Bàrbara Balcells Matas

BINGO
Bàrbara Balcells Matas (Barcelona, 1990) is a photographer, cultural manager, and communications professional. Her practice focuses on aging, memory, invisible trades, and the esoteric, exploring what is often perceived as ghostly and questioning the ways in which it is concealed. Her work has been exhibited in various festivals and cultural centers, including Photoalicante Festival, Revela-t, Photogenic, and Pati Llimona. She founded Harpo Magazine, a publication dedicated to contemporary analog photography, which has released three print issues. She combines personal projects with professional commissions in the editorial and cultural fields. She is currently developing “Esoterismo laboral”, a project funded by Barcelona Crea (ICUB).
Over the course of a year of visits to a care home for older people, the author gathers stories, routines, and relationships that invite reflection on uprooting, memory, and care. Bingo, as a shared ritual, becomes a symbol of comfort and community.

BINGO

“Our beautiful nest is no longer so, but it will always be in my thoughts.” With these words my grandmother referred to the house where she had lived for more than sixty years. We found them a few days after her death, among the few pages she hadn’t torn from her diary. In those pages she wrote about her decision to move into a care home, where she spent the last months of her life. A decision I didn’t understand, and one that I experienced as a kind of mourning. And yet, “the beautiful nest is no longer so.” That is what my grandmother wrote, and that is what she wanted us to know: spaces are fragile, time undoes them.

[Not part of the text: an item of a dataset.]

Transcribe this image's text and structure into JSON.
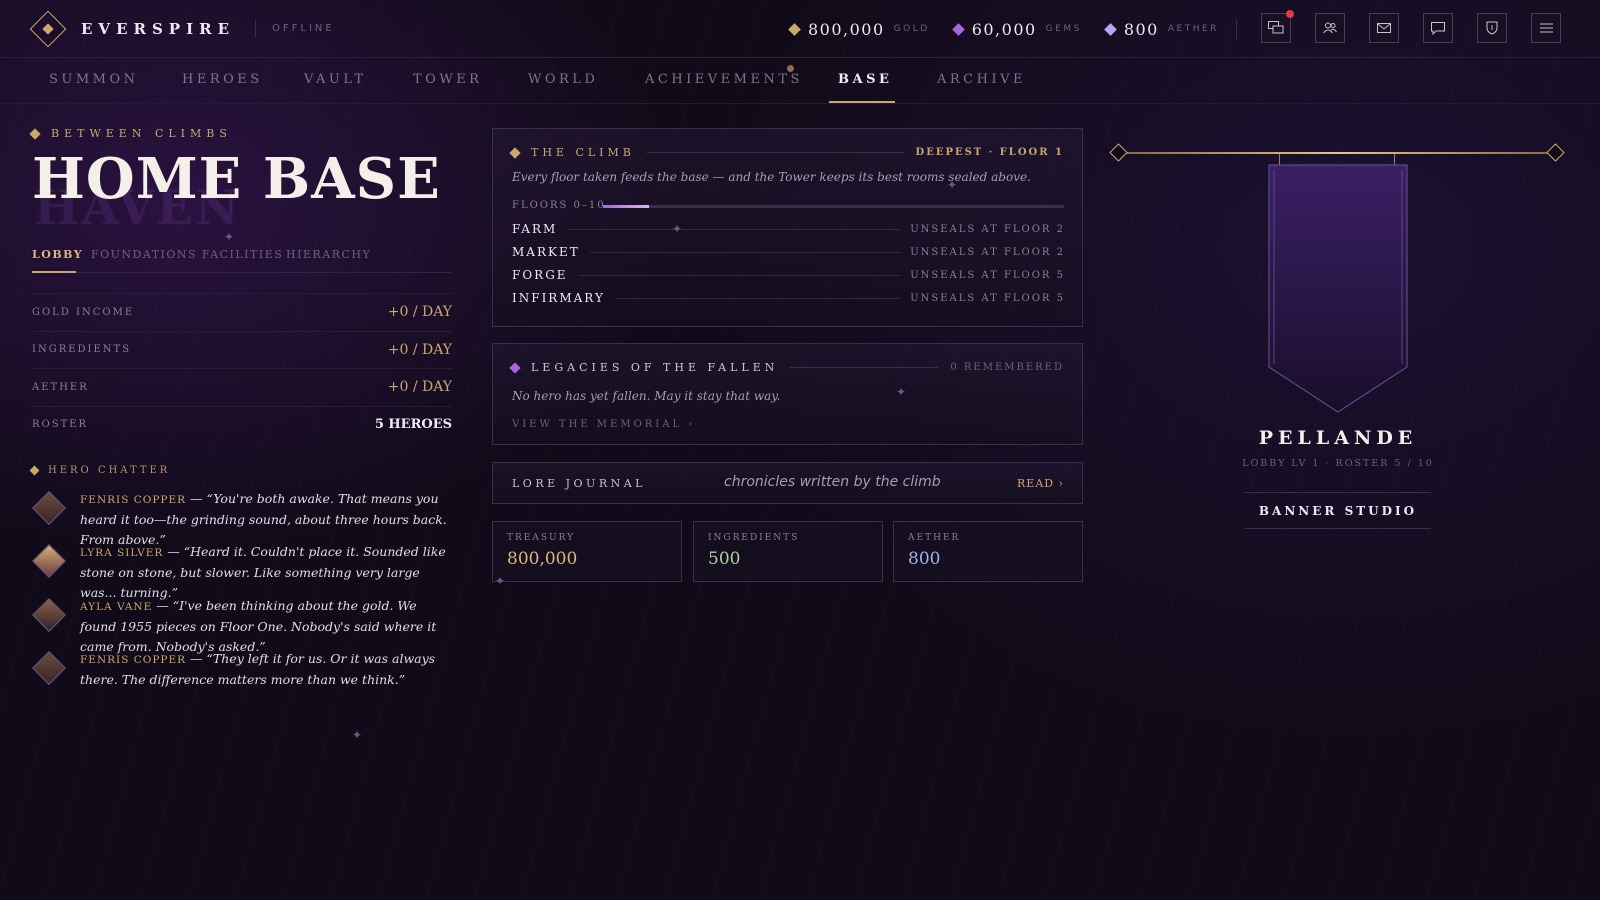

In an attempt to understand, I began visiting a care home just one street away from my own house. Gradually, I began to form bonds with the residents and to find my place there. Routines give order to the days: meals, activities, rest. Every Wednesday, bingo gathers most of them in the common room. The calling of numbers, repeated like a ritual, sets the rhythm of a present marked by resignation and, at the same time, offers comfort by creating a shared moment of play. The care home functions as a space of care, but also of isolation, redefining the relationship of those who live there with what they have left behind.

"Our beautiful nest is no longer so, but it will always be in my thoughts".

At first, I expected to find in their rooms objects they had brought with them, but in most cases all I found were old photographs pinned to a corkboard. Antonio, 92 years old, is one example: he has little more than a few photos and an old cigar box, and spends his free time tending the plants in the garden. The flowers that bloom thanks to his care frame life within the care home. Likewise, the printed photographs of those same flowers that I gave him, and which he placed around his wedding photo, now decorate his room, preserving that memory.

In conversations with the residents throughout my visits, collected in the form of a diary, the idea of home appears again and again. A place that, over the years, becomes imprecise, yet, as my grandmother wrote, remains always in our thoughts. This project seeks to explore that intangible permanence: how, despite uprooting and the loss of physical spaces, the memory of how we inhabited them accompanies us and offers us shelter.

The project is accompanied by a 36-page A6 format fanzine, containing 19 brief stories and moments lived in the care home.